As a band, Dumbass have been performing since the mid 90s. But, influenced by the art of the happening as well as the ideas and practice of Fluxus, Fixer and Zeke have expanded their performance practice beyond just playing songs.
In addition to performances for audiences, which may take the form of straight-ahead music concerts, more theatrical pieces, or events more akin to happenings, Fixer and Zeke also perform what we classify as “actions.”
ACTIONS:
Actions are things that we do. We do them with our bodies and our minds. They are, in this sense, performances; but they are not performances directly for an audience. We developed the “actions” concept in the very early 2000s in conjunction with an album that we called “The Execution of Certain Actions.” We were exploring the idea of ritual, the place that it plays in religious systems, in magic, and in the world of meaning and action in everyday life.

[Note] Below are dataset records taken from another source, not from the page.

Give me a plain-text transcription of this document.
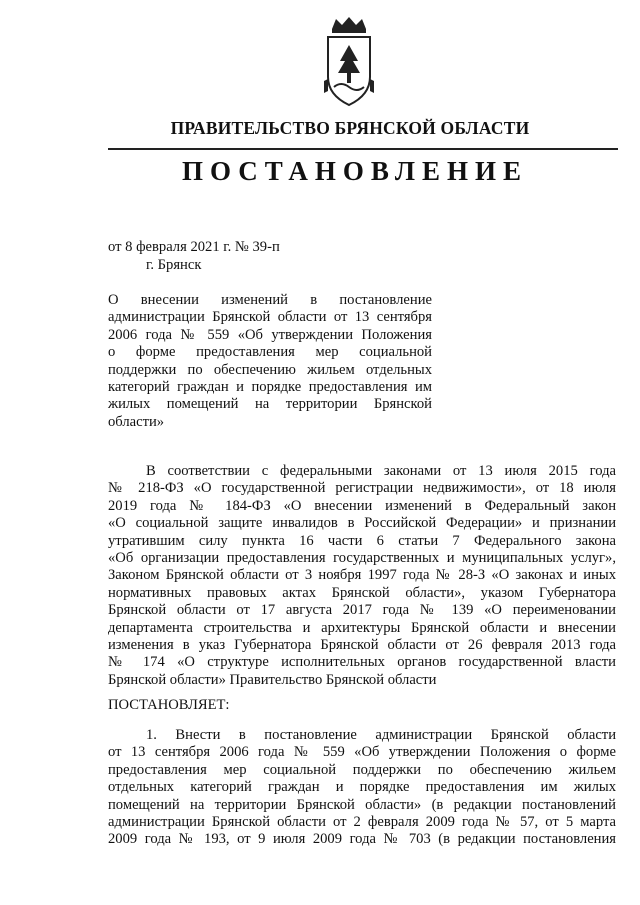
ПРАВИТЕЛЬСТВО БРЯНСКОЙ ОБЛАСТИ
ПОСТАНОВЛЕНИЕ
от 8 февраля 2021 г. № 39-п
г. Брянск
О внесении изменений в постановление
администрации Брянской области от 13 сентября
2006 года № 559 «Об утверждении Положения
о форме предоставления мер социальной
поддержки по обеспечению жильем отдельных
категорий граждан и порядке предоставления им
жилых помещений на территории Брянской
области»
В соответствии с федеральными законами от 13 июля 2015 года
№ 218-ФЗ «О государственной регистрации недвижимости», от 18 июля
2019 года № 184-ФЗ «О внесении изменений в Федеральный закон
«О социальной защите инвалидов в Российской Федерации» и признании
утратившим силу пункта 16 части 6 статьи 7 Федерального закона
«Об организации предоставления государственных и муниципальных услуг»,
Законом Брянской области от 3 ноября 1997 года № 28-З «О законах и иных
нормативных правовых актах Брянской области», указом Губернатора
Брянской области от 17 августа 2017 года № 139 «О переименовании
департамента строительства и архитектуры Брянской области и внесении
изменения в указ Губернатора Брянской области от 26 февраля 2013 года
№ 174 «О структуре исполнительных органов государственной власти
Брянской области» Правительство Брянской области
ПОСТАНОВЛЯЕТ:
1. Внести в постановление администрации Брянской области
от 13 сентября 2006 года № 559 «Об утверждении Положения о форме
предоставления мер социальной поддержки по обеспечению жильем
отдельных категорий граждан и порядке предоставления им жилых
помещений на территории Брянской области» (в редакции постановлений
администрации Брянской области от 2 февраля 2009 года № 57, от 5 марта
2009 года № 193, от 9 июля 2009 года № 703 (в редакции постановления
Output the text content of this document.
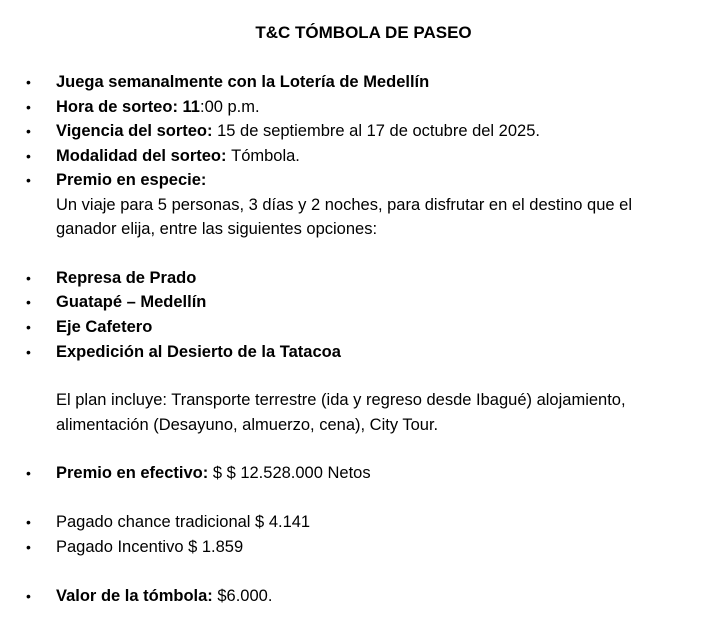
T&C TÓMBOLA DE PASEO
• Juega semanalmente con la Lotería de Medellín
• Hora de sorteo: 11:00 p.m.
• Vigencia del sorteo: 15 de septiembre al 17 de octubre del 2025.
• Modalidad del sorteo: Tómbola.
• Premio en especie:
Un viaje para 5 personas, 3 días y 2 noches, para disfrutar en el destino que el
ganador elija, entre las siguientes opciones:
• Represa de Prado
• Guatapé – Medellín
• Eje Cafetero
• Expedición al Desierto de la Tatacoa
El plan incluye: Transporte terrestre (ida y regreso desde Ibagué) alojamiento,
alimentación (Desayuno, almuerzo, cena), City Tour.
• Premio en efectivo: $ $ 12.528.000 Netos
• Pagado chance tradicional $ 4.141
• Pagado Incentivo $ 1.859
• Valor de la tómbola: $6.000.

We then decided that the best way to explore and express the findings of our explorations for this album would be to perform a set of invented ritual actions. These actions would be the “score” for the album and would produce the music that would become the album (like a traditional musical score, when played by musicians, leads to the piece of music that the listener hears). We snuck into scrap-yards and rail-yards in the middle of the night with a portable tape-recorder, performing percussive ritual-like actions, drumming on the objects we found there. We set up situations back in the studio and performed ritual-like actions within. The resulting album is still one of our favourite works.
This focus on actions as the work of art itself, and the finished recording as merely a “record” of the actions, opened up a new creative field for us to explore. Several other “records” of actions have been created since, three of the most prominent being Stories, Summer/Winter/Two-Weeks, and The Execution of Random Actions (a sister-album to The Execution of Certain Actions).